The 2009 Boyd Lyon Scholarship Awardee:

Melania C Lopez-Castro

Congratulations to our second Boyd Lyon Sea Turtle Fund scholarship recipient, Melania C. Lopez-Castro!! Melania is currently a Ph.D student at the University of Florida Department of Biology and is studying the early life cycle of Atlantic green sea turtles, specifically where these turtles go and what to do during their "lost years" of early development.  Here is a description of Melania's project:

Project summary

Sea turtles have complex life cycles and although we have learned much about their reproductive and neritic foraging grounds, no one has solved the mystery of the "lost years" of sea turtles -- where sea turtles spend their first years of life (Reich et al. 2007, Arthur et al. 2008) -- except for loggerheads, Caretta caretta (Carr 1986, Bjorndal et al. 2000, Bolten 2003b).
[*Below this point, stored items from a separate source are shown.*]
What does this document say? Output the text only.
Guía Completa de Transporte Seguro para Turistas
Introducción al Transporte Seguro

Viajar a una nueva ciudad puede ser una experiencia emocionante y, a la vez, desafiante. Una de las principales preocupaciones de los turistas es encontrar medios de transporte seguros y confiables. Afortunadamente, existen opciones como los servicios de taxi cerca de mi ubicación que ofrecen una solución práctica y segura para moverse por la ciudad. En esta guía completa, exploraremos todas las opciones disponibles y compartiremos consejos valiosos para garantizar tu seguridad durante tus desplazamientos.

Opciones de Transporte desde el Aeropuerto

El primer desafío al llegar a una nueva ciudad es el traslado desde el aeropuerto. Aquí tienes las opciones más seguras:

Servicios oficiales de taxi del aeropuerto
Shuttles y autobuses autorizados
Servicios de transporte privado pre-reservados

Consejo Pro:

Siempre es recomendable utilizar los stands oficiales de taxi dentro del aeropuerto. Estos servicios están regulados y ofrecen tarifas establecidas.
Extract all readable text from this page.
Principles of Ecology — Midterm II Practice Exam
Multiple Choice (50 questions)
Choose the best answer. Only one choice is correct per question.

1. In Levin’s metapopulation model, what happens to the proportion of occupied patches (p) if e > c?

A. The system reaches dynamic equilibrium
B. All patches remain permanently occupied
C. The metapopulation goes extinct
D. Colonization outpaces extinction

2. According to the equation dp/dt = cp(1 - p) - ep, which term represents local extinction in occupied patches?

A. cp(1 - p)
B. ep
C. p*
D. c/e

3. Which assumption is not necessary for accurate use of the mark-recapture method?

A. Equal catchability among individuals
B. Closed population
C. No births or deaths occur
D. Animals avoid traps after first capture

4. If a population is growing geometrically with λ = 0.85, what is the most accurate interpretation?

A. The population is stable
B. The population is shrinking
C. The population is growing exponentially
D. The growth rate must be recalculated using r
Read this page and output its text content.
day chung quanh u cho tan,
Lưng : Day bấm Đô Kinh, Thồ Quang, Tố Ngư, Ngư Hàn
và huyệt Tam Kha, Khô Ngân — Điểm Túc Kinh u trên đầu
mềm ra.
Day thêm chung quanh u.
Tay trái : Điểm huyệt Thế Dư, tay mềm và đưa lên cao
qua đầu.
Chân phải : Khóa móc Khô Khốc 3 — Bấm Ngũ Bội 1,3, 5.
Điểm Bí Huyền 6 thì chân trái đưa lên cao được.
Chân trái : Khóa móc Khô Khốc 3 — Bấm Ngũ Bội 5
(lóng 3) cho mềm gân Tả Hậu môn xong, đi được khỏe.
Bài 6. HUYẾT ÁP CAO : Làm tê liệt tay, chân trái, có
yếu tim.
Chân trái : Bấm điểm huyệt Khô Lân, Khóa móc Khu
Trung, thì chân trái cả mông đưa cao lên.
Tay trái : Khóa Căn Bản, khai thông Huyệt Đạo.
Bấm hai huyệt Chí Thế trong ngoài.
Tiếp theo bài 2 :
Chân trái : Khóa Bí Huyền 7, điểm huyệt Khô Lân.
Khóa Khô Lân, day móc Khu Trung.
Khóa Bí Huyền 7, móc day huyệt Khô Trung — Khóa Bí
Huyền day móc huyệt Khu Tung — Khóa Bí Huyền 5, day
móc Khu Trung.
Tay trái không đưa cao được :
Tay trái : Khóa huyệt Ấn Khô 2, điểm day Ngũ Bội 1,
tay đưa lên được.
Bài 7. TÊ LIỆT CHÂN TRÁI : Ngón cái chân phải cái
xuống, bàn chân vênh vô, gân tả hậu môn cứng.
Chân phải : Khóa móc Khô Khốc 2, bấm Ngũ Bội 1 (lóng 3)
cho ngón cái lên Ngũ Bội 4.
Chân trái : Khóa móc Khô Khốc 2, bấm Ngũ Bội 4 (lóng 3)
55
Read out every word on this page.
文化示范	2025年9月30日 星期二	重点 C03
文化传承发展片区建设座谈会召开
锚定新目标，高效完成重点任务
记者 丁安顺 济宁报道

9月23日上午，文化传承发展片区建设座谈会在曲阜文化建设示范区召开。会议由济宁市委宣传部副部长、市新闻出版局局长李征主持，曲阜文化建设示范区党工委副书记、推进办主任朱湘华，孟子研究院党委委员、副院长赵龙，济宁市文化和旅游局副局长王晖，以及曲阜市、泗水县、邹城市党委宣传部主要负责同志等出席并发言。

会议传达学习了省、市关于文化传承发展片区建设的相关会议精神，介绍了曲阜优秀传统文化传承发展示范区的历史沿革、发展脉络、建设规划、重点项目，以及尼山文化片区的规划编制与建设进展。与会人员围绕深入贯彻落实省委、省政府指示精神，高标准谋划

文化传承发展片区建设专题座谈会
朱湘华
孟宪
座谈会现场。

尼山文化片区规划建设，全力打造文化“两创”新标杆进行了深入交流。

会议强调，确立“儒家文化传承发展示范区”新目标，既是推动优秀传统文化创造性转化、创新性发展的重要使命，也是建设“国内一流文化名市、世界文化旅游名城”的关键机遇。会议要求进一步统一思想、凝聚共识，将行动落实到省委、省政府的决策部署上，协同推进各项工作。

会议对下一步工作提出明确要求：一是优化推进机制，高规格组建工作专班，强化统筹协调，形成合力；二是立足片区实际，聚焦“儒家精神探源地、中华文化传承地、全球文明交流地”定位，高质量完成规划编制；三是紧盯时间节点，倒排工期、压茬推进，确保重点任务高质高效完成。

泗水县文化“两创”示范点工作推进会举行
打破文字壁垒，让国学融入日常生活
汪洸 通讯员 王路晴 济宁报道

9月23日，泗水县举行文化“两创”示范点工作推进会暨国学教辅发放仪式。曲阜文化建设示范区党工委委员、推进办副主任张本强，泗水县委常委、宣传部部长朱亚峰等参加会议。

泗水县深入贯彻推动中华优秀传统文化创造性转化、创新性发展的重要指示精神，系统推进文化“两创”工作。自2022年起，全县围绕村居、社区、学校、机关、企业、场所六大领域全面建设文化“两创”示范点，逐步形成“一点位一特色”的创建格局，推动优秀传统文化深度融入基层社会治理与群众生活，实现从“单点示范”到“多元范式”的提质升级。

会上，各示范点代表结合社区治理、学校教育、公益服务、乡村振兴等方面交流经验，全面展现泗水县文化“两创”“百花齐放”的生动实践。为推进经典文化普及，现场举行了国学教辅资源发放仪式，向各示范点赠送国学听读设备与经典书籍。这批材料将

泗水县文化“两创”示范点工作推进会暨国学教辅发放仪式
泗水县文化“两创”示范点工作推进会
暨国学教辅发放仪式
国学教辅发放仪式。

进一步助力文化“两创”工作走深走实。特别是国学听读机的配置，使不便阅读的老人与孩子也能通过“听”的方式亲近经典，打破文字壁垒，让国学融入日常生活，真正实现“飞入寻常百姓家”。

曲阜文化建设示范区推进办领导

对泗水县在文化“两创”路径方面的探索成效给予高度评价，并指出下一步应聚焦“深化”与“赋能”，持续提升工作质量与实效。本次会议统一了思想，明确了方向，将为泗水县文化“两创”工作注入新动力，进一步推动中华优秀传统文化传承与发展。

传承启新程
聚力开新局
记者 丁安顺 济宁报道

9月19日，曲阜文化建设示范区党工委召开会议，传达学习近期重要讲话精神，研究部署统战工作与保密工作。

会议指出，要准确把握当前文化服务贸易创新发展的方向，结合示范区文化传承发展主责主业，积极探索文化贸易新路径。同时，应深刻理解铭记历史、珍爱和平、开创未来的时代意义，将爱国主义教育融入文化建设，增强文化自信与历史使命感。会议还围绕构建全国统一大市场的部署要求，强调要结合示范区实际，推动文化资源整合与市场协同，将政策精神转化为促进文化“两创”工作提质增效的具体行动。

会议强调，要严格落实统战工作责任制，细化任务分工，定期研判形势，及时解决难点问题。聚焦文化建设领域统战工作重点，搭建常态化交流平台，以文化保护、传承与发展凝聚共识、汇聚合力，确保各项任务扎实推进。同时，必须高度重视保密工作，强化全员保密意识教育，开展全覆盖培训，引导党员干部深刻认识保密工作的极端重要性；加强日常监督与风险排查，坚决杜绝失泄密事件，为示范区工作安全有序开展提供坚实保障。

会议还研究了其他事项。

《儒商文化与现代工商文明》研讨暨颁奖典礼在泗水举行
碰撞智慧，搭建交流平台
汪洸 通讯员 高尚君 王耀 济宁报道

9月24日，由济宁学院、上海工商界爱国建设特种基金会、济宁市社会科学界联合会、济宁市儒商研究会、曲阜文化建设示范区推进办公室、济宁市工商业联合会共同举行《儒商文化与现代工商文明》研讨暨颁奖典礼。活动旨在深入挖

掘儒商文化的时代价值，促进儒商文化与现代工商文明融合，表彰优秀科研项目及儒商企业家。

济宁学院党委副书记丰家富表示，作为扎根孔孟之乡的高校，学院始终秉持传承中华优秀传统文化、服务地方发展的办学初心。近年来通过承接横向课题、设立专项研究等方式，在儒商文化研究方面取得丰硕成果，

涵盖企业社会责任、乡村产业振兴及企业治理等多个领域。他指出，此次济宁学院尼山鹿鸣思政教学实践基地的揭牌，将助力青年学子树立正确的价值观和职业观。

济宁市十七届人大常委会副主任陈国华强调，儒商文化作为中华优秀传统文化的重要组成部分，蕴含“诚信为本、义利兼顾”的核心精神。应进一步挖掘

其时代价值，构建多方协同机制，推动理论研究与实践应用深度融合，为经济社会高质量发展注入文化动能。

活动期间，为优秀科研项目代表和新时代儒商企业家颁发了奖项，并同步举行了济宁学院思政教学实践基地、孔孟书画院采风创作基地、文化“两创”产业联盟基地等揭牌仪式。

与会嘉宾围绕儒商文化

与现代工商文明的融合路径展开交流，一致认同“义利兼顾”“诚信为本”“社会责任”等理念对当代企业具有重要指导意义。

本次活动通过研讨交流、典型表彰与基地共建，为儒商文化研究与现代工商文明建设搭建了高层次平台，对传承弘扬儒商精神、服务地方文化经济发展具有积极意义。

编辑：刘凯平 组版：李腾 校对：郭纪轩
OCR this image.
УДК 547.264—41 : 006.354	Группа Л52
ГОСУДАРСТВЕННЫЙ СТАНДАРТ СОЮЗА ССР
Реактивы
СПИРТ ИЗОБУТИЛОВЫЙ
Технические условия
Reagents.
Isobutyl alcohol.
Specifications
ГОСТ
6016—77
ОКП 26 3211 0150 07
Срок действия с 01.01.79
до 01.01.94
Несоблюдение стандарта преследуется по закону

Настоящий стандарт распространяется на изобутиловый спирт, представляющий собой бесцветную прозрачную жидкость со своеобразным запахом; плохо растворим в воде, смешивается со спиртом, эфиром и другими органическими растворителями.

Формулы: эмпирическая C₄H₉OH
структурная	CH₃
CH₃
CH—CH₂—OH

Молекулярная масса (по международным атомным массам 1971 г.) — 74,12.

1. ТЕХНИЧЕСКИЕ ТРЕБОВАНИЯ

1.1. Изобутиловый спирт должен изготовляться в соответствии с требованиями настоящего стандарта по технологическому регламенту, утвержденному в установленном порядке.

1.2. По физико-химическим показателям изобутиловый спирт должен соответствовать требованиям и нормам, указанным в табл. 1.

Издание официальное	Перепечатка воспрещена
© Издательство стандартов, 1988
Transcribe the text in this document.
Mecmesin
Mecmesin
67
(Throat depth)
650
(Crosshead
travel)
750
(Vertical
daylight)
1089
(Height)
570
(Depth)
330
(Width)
Locating these areas is an important goal in sea turtle conservation because we cannot protect these turtles, or know what threats they face, unless we know where they are.

 

Recently, members of the Archie Carr Center for Sea Turtle Research made a great advance in the "lost years" puzzle by determining that "lost year" green turtles inhabit open ocean habitats and feed as carnivores in the North Atlantic (Reich et al. 2007), but we still don't know their geographic location. With my research I will build on this advance to determine the location and number of these oceanic habitats by analyzing the regional variability of trace elements in the scute of Atlantic green turtles and determine connectivity patterns between oceanic and coastal foraging areas. I will collect samples of young green turtles at neritic foraging grounds in Florida, the Bahamas, Nicaragua and Brazil. Because scute is an inert tissue once it is deposited (similar to human fingernails), I can evaluate a history of where turtles have been by analyzing the scute layers deposited over previous years and with that, I can determine if young green turtles from these neritic foraging grounds come from the same oceanic area or are using different oceanic areas.

 

Thanks to the work done with loggerheads in the Atlantic, I will be able to compare the elemental signature of scutes of loggerheads from different oceanic foraging grounds (Northeast Atlantic, Azores, Brazil) and compare them with the elemental signatures of green turtles which might give us an idea of where in the ocean green turtles spend their "lost years" and solve this mystery.